Based on the play by George S. Kaufman and Edna Ferber that satirizes the theatrical Barrymore family, this story explores the conflict between actors' life-style and a "normal marriage."

Tony Cavendish (AA-nominated Fredric March), who is modeled after John Barrymore, has assaulted a movie director and is being sued for breach of promise by a Polish actress. He is avoiding them and the press and wants to sail for Europe right away but needs a passport. His sister Julie (Ina Claire) is yearning for a happy marriage in spite of her Broadway success, and her daughter Gwen (Mary Brian) quarrels with her boyfriend Perry over the different schedules required by Broadway and Wall Street. Her mother and grandmother Fanny (Henrietta Crosman) advise her not to give up the theater. Julie meets her old flame Gil, who has made a fortune from platinum in South America. He quickly arranges for Tony's passport and boat ticket, and he offers Julie the chance to live anywhere in the world she wants.
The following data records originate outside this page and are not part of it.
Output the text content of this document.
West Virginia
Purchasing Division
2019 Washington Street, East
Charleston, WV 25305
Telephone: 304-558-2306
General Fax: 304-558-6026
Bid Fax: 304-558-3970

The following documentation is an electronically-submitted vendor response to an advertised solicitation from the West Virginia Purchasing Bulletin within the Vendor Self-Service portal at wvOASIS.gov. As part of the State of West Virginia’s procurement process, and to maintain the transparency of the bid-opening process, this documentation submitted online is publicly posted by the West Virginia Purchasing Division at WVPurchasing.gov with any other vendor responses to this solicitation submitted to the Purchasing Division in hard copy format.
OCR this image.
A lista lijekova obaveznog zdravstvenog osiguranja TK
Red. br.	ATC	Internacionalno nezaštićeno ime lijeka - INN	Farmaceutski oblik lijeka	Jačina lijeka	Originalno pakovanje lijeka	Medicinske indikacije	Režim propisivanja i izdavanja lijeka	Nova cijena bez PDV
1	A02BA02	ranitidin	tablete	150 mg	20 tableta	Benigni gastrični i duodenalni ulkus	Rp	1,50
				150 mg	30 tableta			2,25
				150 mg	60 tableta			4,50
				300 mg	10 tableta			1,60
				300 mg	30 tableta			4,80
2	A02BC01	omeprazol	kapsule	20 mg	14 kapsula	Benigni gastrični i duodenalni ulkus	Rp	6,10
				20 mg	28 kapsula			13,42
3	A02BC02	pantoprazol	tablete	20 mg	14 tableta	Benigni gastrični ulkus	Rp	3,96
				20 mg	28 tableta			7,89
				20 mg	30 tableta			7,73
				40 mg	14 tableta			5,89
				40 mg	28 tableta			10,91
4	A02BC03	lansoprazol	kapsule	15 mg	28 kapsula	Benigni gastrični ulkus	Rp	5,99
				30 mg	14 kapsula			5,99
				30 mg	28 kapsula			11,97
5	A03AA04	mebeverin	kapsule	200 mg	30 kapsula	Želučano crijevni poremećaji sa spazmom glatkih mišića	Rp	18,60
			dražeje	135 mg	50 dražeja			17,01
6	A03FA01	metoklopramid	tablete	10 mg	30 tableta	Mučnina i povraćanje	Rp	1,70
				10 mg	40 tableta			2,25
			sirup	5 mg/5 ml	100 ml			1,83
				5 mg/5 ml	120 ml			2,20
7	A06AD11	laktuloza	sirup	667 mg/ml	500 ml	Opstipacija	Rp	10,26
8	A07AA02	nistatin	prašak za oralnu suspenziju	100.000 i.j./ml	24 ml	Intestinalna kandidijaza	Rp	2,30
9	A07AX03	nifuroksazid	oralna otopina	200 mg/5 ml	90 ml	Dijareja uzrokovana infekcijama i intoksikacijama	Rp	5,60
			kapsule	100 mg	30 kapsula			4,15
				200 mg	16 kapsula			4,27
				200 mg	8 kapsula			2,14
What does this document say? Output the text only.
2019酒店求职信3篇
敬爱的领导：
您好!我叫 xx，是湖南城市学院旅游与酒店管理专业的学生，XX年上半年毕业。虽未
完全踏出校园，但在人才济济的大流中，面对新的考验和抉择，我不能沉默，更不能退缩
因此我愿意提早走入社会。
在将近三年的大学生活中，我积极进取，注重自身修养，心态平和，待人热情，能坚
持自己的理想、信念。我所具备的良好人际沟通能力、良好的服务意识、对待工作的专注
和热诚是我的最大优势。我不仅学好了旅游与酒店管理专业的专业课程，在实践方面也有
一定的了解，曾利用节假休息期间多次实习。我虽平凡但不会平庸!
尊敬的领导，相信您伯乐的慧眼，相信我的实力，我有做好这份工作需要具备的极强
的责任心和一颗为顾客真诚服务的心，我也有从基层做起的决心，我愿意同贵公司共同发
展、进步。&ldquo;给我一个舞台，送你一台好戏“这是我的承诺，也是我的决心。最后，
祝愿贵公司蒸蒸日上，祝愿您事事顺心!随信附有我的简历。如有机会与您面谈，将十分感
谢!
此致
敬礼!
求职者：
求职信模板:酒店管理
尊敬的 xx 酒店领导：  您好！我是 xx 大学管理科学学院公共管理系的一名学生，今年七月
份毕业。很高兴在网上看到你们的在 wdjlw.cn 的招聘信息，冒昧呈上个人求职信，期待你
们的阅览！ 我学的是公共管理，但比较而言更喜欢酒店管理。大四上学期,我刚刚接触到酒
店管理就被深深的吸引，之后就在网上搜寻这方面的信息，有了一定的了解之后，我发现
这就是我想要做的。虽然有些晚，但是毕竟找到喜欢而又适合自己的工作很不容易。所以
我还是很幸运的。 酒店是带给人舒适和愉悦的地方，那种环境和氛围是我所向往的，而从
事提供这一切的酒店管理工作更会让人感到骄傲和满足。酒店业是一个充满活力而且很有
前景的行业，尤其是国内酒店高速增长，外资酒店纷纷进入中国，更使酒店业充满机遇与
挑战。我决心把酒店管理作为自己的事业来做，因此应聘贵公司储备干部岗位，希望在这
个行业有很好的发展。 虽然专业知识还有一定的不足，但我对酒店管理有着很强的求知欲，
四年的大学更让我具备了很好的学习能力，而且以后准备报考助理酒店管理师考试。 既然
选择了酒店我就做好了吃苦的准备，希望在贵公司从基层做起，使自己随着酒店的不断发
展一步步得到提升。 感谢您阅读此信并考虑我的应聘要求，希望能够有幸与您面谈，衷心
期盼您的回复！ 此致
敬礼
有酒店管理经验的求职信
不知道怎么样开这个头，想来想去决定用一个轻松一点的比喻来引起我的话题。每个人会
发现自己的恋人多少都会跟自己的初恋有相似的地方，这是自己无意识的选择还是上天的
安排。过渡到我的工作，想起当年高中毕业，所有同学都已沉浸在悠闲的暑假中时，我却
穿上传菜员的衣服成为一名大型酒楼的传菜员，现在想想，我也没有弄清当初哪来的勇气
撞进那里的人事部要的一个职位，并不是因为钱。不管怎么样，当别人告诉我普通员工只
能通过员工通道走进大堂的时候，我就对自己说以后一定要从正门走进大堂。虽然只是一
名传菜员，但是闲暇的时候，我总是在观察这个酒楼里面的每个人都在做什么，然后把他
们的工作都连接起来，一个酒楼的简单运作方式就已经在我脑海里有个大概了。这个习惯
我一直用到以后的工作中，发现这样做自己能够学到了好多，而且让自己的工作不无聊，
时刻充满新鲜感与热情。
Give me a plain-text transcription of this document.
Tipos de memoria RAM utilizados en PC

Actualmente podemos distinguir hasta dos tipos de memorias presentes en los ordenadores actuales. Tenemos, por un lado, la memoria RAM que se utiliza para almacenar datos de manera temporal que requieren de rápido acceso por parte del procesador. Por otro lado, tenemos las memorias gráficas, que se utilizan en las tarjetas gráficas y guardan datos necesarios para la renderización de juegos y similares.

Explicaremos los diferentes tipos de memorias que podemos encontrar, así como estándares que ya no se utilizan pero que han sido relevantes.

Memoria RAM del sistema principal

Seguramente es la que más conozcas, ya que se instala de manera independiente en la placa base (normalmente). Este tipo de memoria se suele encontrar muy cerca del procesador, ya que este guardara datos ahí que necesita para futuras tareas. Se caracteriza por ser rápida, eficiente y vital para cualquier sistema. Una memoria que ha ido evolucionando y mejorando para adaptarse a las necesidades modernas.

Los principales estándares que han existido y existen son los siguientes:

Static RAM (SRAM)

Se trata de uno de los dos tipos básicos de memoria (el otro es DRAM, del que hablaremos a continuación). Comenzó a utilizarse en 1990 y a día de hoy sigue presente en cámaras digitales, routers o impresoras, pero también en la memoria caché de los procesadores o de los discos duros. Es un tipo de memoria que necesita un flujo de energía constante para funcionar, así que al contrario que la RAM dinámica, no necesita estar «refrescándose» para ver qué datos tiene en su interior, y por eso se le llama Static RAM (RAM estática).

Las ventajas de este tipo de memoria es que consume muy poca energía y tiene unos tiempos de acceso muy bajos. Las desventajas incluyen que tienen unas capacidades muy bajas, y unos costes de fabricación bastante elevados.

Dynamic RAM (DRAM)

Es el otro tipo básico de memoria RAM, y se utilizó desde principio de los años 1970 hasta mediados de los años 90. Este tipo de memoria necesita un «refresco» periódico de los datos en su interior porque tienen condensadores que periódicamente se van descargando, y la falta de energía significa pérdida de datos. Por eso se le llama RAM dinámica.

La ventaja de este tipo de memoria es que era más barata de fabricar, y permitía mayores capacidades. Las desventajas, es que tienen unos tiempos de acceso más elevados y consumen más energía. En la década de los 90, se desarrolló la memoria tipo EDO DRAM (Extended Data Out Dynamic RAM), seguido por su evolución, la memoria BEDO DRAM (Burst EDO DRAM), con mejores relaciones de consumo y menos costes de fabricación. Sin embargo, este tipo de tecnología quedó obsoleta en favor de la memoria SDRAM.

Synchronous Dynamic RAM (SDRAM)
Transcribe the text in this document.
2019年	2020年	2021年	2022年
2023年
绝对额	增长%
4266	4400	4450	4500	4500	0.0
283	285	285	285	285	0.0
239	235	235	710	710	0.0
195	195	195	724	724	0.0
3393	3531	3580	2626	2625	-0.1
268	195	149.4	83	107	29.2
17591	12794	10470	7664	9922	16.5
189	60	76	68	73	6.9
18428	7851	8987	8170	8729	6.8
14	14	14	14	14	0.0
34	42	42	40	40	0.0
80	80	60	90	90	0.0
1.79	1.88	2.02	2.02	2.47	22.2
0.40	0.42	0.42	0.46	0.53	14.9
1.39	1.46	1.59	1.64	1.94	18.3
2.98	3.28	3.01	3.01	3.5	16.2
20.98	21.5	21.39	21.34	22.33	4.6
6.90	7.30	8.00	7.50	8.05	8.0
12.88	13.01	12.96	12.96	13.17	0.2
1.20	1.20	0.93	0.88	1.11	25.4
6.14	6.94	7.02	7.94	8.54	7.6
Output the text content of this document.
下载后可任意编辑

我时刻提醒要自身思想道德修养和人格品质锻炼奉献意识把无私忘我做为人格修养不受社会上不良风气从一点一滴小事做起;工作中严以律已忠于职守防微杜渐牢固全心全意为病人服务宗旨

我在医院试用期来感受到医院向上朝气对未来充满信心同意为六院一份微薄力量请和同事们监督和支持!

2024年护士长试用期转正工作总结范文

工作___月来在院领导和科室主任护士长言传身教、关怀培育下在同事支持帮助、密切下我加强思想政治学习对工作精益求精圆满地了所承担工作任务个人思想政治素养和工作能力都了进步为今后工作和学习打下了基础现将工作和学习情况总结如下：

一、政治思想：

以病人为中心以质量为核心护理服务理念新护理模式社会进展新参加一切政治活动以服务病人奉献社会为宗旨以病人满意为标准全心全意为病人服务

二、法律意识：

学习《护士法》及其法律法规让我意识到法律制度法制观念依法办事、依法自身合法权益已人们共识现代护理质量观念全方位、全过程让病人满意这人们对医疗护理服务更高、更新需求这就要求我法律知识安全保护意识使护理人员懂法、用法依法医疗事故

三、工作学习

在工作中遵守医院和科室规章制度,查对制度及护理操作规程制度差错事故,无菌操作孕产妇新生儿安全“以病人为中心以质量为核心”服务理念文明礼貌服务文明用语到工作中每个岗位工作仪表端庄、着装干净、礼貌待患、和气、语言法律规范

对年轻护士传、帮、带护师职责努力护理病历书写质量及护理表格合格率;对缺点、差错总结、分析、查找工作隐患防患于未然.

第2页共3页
A year later Gwen has married Perry. Julie is planing to marry Gil and is not in a play, and her mother Fanny must retire. This would mean no one in the Cavendish family would be on Broadway. Julie's manager tells her that she has become too independent to be happy with a husband who will "organize" her, and Gil describes how quiet their life would be in South America. However, Gwen is thinking of taking a part while her husband is on a business trip. Tony barges in with an entourage that includes a Hindu and two dogs, saying how he bought a play. Amid these Cavendish histrionics, Fanny collapses and dramatically dies. Finally Gil decides to leave Julie to her career, and she says to bring the curtain down.

This portrait of a family with theater in their blood shows how this special dramatic magic can make actors different than others used to a more hum-drum life. The enrichment they receive from theatrical experience seems to compensate them for its difficulties of travel and the psychological confusion that can result from taking on dramatic emotions and motivations.